Eine der eindringlichsten Erinnerungen an Max hat uns eine ältere Rehburgerin erzählt. In der Nacht bevor Max und Emmy mit einem Bus abgeholt wurden, um zunächst in das Sammellager in Ahlem und von dort in das Ghetto Warschau deportiert zu werden, hat Max noch einmal das Haus verlassen.

Sein Ziel war die Scheune von ‚Oma Kick’ – so wurde eine ältere Nachbarin in Rehburg genannt. Diese Oma Kick hatte sich in den Jahren zuvor des Öfteren über Verbote der Nazis hinweg gesetzt und den Geschwistern aus der größten Not geholfen, indem sie ihnen beispielsweise Milch brachte.

Zwei Dinge hat Max in Oma Kicks Scheune abgelegt: eine gute Jacke, die er dem belgischen Kriegsgefangenen, der dort wohnte, geben wollte, und einen großen Kochlöffel. Die Rehburgerin, die uns von dieser Begebenheit erzählt hat, sinniert noch heute, was Max dazu bewogen hat: „Ob er wohl wusste, dass sie nicht zurückkommen werden? Ob er damit sagen wollte, dass sie ‚den Löffel abgeben’ müssen?“

 

Viele Jahre später schrieb jener Kriegsgefangene in seinen Erinnerungen an seine Zeit in Rehburg über Max und Emmy Goldschmidt:
„Sie wohnten ein paar Häuser neben Oma (Kick). Es waren Juden und sie sollten gemieden werden. Als im Januar 1942 bei Max die Wasserleitung einfror, bekam er die Genehmigung, das nötige Wasser bei Oma zu holen: Hereinkommen, Eimer volllaufen lassen und wieder herausgehen ohne ein Wort zu sprechen.

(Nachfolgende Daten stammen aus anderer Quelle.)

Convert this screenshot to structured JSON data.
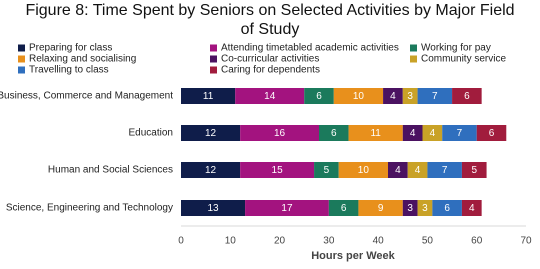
{
  "chart_data": {
    "type": "stacked-bar-horizontal",
    "title": [
      "Figure 8: Time Spent by Seniors on Selected Activities by Major Field",
      "of Study"
    ],
    "x_label": "Hours per Week",
    "categories": [
      "Business, Commerce and Management",
      "Education",
      "Human and Social Sciences",
      "Science, Engineering and Technology"
    ],
    "series": [
      {
        "name": "Preparing for class",
        "color": "#0f1d4a",
        "values": [
          11,
          12,
          12,
          13
        ]
      },
      {
        "name": "Attending timetabled academic activities",
        "color": "#a3137f",
        "values": [
          14,
          16,
          15,
          17
        ]
      },
      {
        "name": "Working for pay",
        "color": "#1b7a5c",
        "values": [
          6,
          6,
          5,
          6
        ]
      },
      {
        "name": "Relaxing and socialising",
        "color": "#e8901c",
        "values": [
          10,
          11,
          10,
          9
        ]
      },
      {
        "name": "Co-curricular activities",
        "color": "#4b1261",
        "values": [
          4,
          4,
          4,
          3
        ]
      },
      {
        "name": "Community service",
        "color": "#c9a227",
        "values": [
          3,
          4,
          4,
          3
        ]
      },
      {
        "name": "Travelling to class",
        "color": "#2f6fbe",
        "values": [
          7,
          7,
          7,
          6
        ]
      },
      {
        "name": "Caring for dependents",
        "color": "#a11c3d",
        "values": [
          6,
          6,
          5,
          4
        ]
      }
    ],
    "xlim": [
      0,
      70
    ],
    "xticks": [
      0,
      10,
      20,
      30,
      40,
      50,
      60,
      70
    ]
  }
}
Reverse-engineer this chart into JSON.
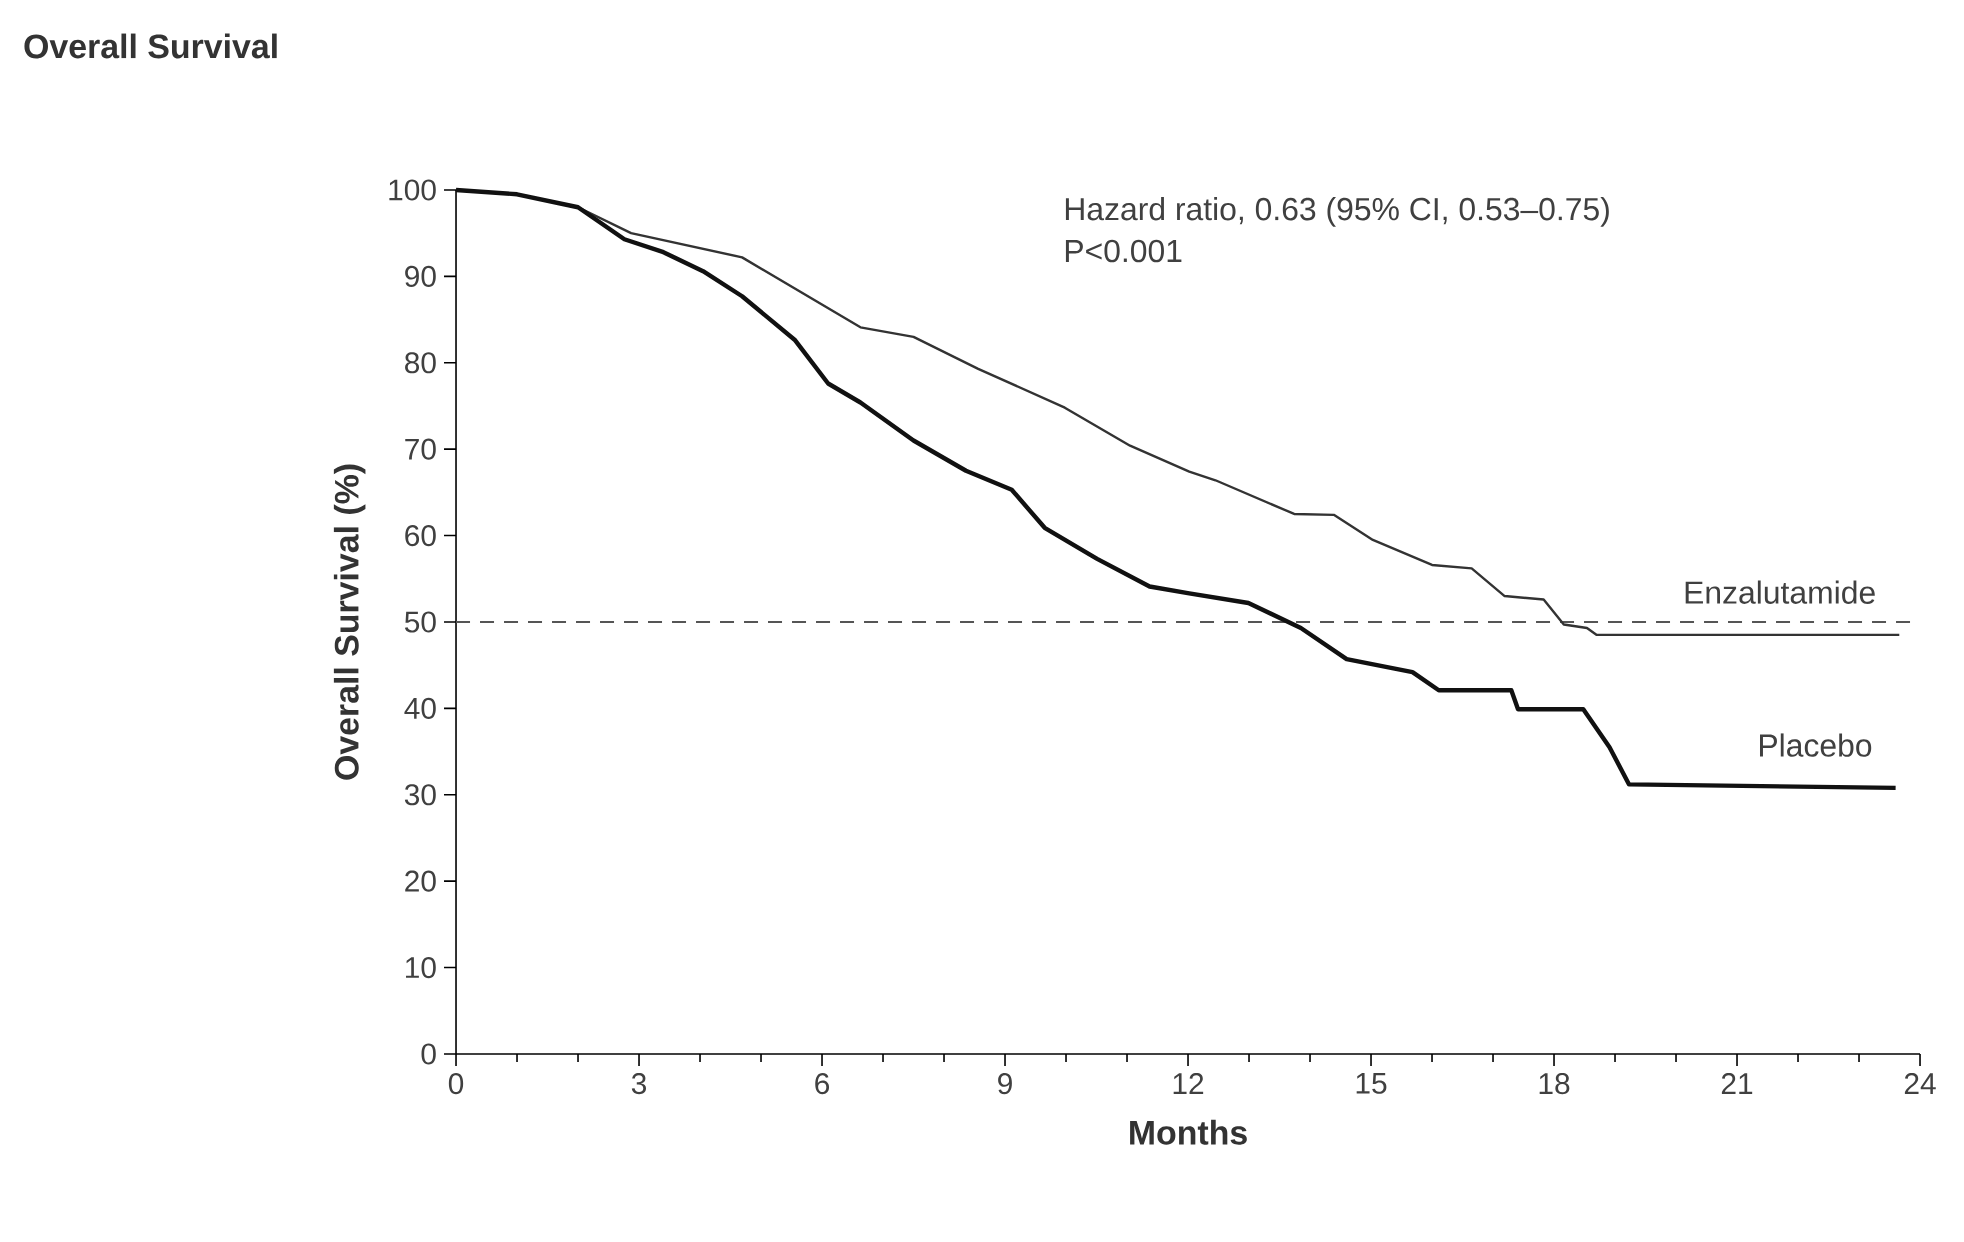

Das war nichts für Oma. Oft kam Max hinten ums Haus. Wenn er sicher war, dass ihn keiner gesehen hatte, blieb er eben und erzählte, was ihm auf der Seele lag. So erfuhr ich, dass er 1914/1918 Soldat war und dreimal ausgezeichnet wurde. Er war einer der wenigen seiner Einheit, der ohne Verwundung davongekommen war. Bei Kriegsende rief der Kommandeur die wenigen Überlebenden noch mal zu sich und hielt eine Ansprache, die mit dem Satz endete: „Der Dank des Vaterlands ist euch gewiss.“ 24 Jahre später, im April 1942, wurde Max mit seiner Schwester abgeführt ins Totenlager. Das war der Dank des Vaterlands. Am Tag seiner Abführung morgens ganz früh legte er für mich eine fast neue Jacke und für Oma einen großen Holzlöffel bei Oma in den Kuhstall.“

 

An das Geschwisterpaar erinnern sich die Rehburger ansonsten, weil sie beide so klein von Wuchs waren, dass es sogar den Kindern damals auffiel: „Max und Emmy haben oft auf der Bank vor ihrem Haus gesessen. Weil sie so klein waren, baumelten ihre Beine in der Luft.“ Diese Erinnerung an die beiden älteren Leute haben wir aufgegriffen und zum Motiv einer der Tafeln unserer Ausstellung ‚Sie waren Nachbarn’ gemacht.

 

Erzählt worden ist uns von älteren Rehburgern außerdem, dass sowohl Max als auch seine Schwester Emmy ihren Lebensunterhalt als „Kiepenkeerl“ verdienten. Mit der Kiepe – einer Tragevorrichtung, die auf den Rücken geschnallt wurde – gingen sie zu den Bauern in der Umgebung, kauften Eier, Kartoffeln und andere Waren ein, die sie einmal in der Woche zu einem Markt in Hannover brachten, um sie dort zu verkaufen. Gemüse bauten sie außerdem in dem Garten hinter ihrem Haus an.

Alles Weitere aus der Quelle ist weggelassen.